Plus grand festival de l’est de la France et véritable institution dans la région, Les Eurockéennes célébrait cette année à Belfort et à guichets fermés, leur 35e édition. L’occasion, ce dimanche, de faire un saut en Franche-Comté pour une soirée éminemment Nova compatible. Nos immanquables d’un dimanche pluvieux, heureux, volcanique.
Theodora — Scène La Plage
Un concert décalé de deux heures à cause des conditions climatiques — beaucoup de vent en cet fin d’après-midi à Belfort — et une voix brisée par on ne sait quel aléa : concert compliqué en perspective pour Theodora aux Eurockéennes ? En deux ans, elle est passée de talent émergeant — elle était à l’affiche de notre Bal de Nova avec Converse depuis La Place — de la scène rap, hyperpop, R&B, un mélange de tout ça avec du bouyon caribéen, de la house, à une artiste ultra-tendance qui feate avec Juliette Armanet (« Les oiseaux rares »), Luidji (« GO! »), Chilly Gonzales (« Ils me rient tous au nez » sur une version live) ou même JUL sur « Zou Bisou » (soit, pour certain.e.s, le climax, déjà, d’une carrière). Hier soir, elle a assuré l’essentiel.

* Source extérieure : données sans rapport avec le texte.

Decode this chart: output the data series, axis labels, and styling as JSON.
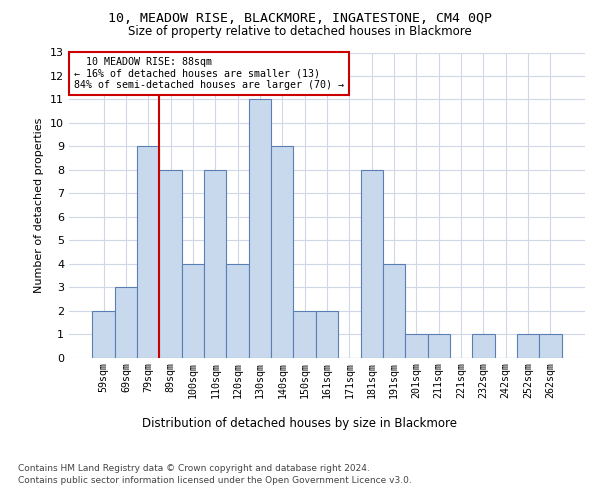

En terrain conquis, la franco-congolaise, née en suisse et qui revendique dès que l’occasion se présente — à chaque prise de parole ? — le statut de « Boss Lady » — un concept qui concerne « les filles comme les garçons » — a fait danser un public plus divers que ce que l’on aurait pu imaginer. Gen-Z, citoyen.ne.s de « Tanaland » (pays fictif interdit aux hommes où les femmes peuvent s’habiller comme bon leur semble), mais aussi d’autres, plus anciens parfois, qui ont toutes et tous succombé à la musique sans frontières de cette jeune femme attachante qui s’entoure sur scène de danseuses — des boss ladies, elles aussi — et clame des paroles tout à fait émancipées. Son univers est rose comme celui de Barbie dans le film de Greta Gerwig, ses lyrics violets comme celui des combats féministes, décoloniaux, déconstruits. Toujours fou de voir le succès d’un morceau comme « KONGOLESE SOUS BBL », dont les paroles, pas simple ni à scander ni à retenir, disent pourtant « Kongolese baby aimerait sa BBL / Mwasi Sukali, j’me lève, j’suis déjà belle / J’suis pétée sous Cali, pollen jaune, Maya l’abeille / Manque plus qu’une p’tite Pauline, même si j’l’ai d’jà vue la veille » Acclamation et paroles en choeurs, aussi, pour « FASHION DESIGNA », longtemps chantées après le concert par des gamines encore sous le charme.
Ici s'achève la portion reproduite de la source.